You finally make it to the kitchen,  to attempt to make a small breakfast, because fuel is necessary to combat the deep fatigue throughout your body. Ugh. So many steps. You may have lost count. Five, now? Ten? Twenty? What are you forgetting? The brain fog sets in and you know it’s something. Did you start the laundry? Did you let the dog out? Did you take your meds? All 11 of them?

Obviously you did because a fire is burning in your stomach and heart. Is it indigestion? Are you going to throw up? Is it the other end?

How far do you think we have made it now? 100 steps? Not even close…

To walk a mile in my shoes means…

With your next step of the day, you finally make it to your work, only thirty feet from your bed. How many hours did it take? The meetings, the talking, the glare, the unforgiving throbbing begins to tap the inside of your head like an annoying younger sibling poking your last button. It settles in. Tap, tap, tap. You meet through the migraine, wincing and letting the floaty bubbles pass across your gaze. Are you going to use your sick time? Do you even have any left?

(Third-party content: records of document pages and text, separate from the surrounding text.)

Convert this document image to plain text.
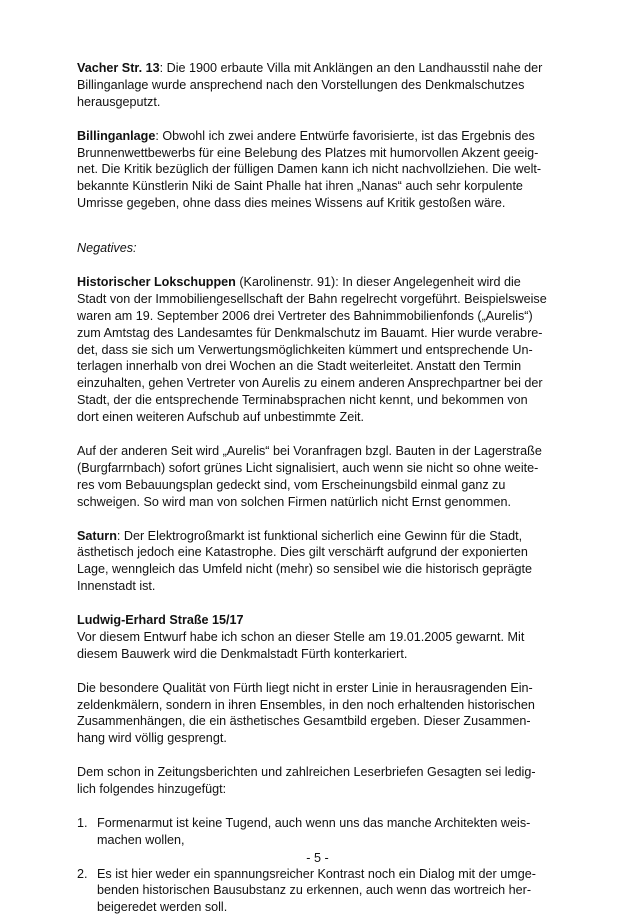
Vacher Str. 13: Die 1900 erbaute Villa mit Anklängen an den Landhausstil nahe der
Billinganlage wurde ansprechend nach den Vorstellungen des Denkmalschutzes
herausgeputzt.

Billinganlage: Obwohl ich zwei andere Entwürfe favorisierte, ist das Ergebnis des
Brunnenwettbewerbs für eine Belebung des Platzes mit humorvollen Akzent geeig-
net. Die Kritik bezüglich der fülligen Damen kann ich nicht nachvollziehen. Die welt-
bekannte Künstlerin Niki de Saint Phalle hat ihren „Nanas“ auch sehr korpulente
Umrisse gegeben, ohne dass dies meines Wissens auf Kritik gestoßen wäre.

Negatives:

Historischer Lokschuppen (Karolinenstr. 91): In dieser Angelegenheit wird die
Stadt von der Immobiliengesellschaft der Bahn regelrecht vorgeführt. Beispielsweise
waren am 19. September 2006 drei Vertreter des Bahnimmobilienfonds („Aurelis“)
zum Amtstag des Landesamtes für Denkmalschutz im Bauamt. Hier wurde verabre-
det, dass sie sich um Verwertungsmöglichkeiten kümmert und entsprechende Un-
terlagen innerhalb von drei Wochen an die Stadt weiterleitet. Anstatt den Termin
einzuhalten, gehen Vertreter von Aurelis zu einem anderen Ansprechpartner bei der
Stadt, der die entsprechende Terminabsprachen nicht kennt, und bekommen von
dort einen weiteren Aufschub auf unbestimmte Zeit.

Auf der anderen Seit wird „Aurelis“ bei Voranfragen bzgl. Bauten in der Lagerstraße
(Burgfarrnbach) sofort grünes Licht signalisiert, auch wenn sie nicht so ohne weite-
res vom Bebauungsplan gedeckt sind, vom Erscheinungsbild einmal ganz zu
schweigen. So wird man von solchen Firmen natürlich nicht Ernst genommen.

Saturn: Der Elektrogroßmarkt ist funktional sicherlich eine Gewinn für die Stadt,
ästhetisch jedoch eine Katastrophe. Dies gilt verschärft aufgrund der exponierten
Lage, wenngleich das Umfeld nicht (mehr) so sensibel wie die historisch geprägte
Innenstadt ist.

Ludwig-Erhard Straße 15/17
Vor diesem Entwurf habe ich schon an dieser Stelle am 19.01.2005 gewarnt. Mit
diesem Bauwerk wird die Denkmalstadt Fürth konterkariert.

Die besondere Qualität von Fürth liegt nicht in erster Linie in herausragenden Ein-
zeldenkmälern, sondern in ihren Ensembles, in den noch erhaltenden historischen
Zusammenhängen, die ein ästhetisches Gesamtbild ergeben. Dieser Zusammen-
hang wird völlig gesprengt.

Dem schon in Zeitungsberichten und zahlreichen Leserbriefen Gesagten sei ledig-
lich folgendes hinzugefügt:

1. Formenarmut ist keine Tugend, auch wenn uns das manche Architekten weis-
machen wollen,
2. Es ist hier weder ein spannungsreicher Kontrast noch ein Dialog mit der umge-
benden historischen Bausubstanz zu erkennen, auch wenn das wortreich her-
beigeredet werden soll.
- 5 -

You can’t take it. The sound. The light. You must call it. But you haven’t even seen the sun today. Can you make it?

To walk a mile in my shoes means…

Choosing the activities to get out of pain and function vs. choosing the activities to help pay for your medical bills and general costs of living vs. choosing the activities that make you happy. It’s rarely multiple of them.  Finding joy in even the most lovely of moments becomes a chore. Joy is a gift, one that you don’t get to have. Your body steals it from you, the joy and the happiness. The life that you used to bring into the room, you can feel it slipping away. Who are you? This can’t be it. Do you have the energy to fight? That requires more steps. More methodical steps, and you haven’t even left the house!

To walk a mile in my shoes means…

Worrying every day that it’s going to be your next medical disaster, but trying to live your life as a thriving 30-something. 

To walk a mile in my shoe means….

Advocating for yourself all the time, but never knowing if the doctors will really hear you.

To walk a mile in my shoes means…

Even with years of practice pushing through pain, making me feel like my body is no longer mine, each day feels harder to trudge through than the last. How can I expect anyone who hasn’t had to live a life of unchosen resilience, to push through these daily adversities? 

Just one day. This is my normal. I seem “well” because I work hard to ensure my steps make it look to others like I could run a marathon, even though I probably can’t even make it a mile in my own shoes! 

Mackenzie Abramson is a Rare Advocate and Rare Patient diagnosed with Ehlers-Danlos Syndrome, as well as the Senior Manager of Research Program Communications for Global Genes.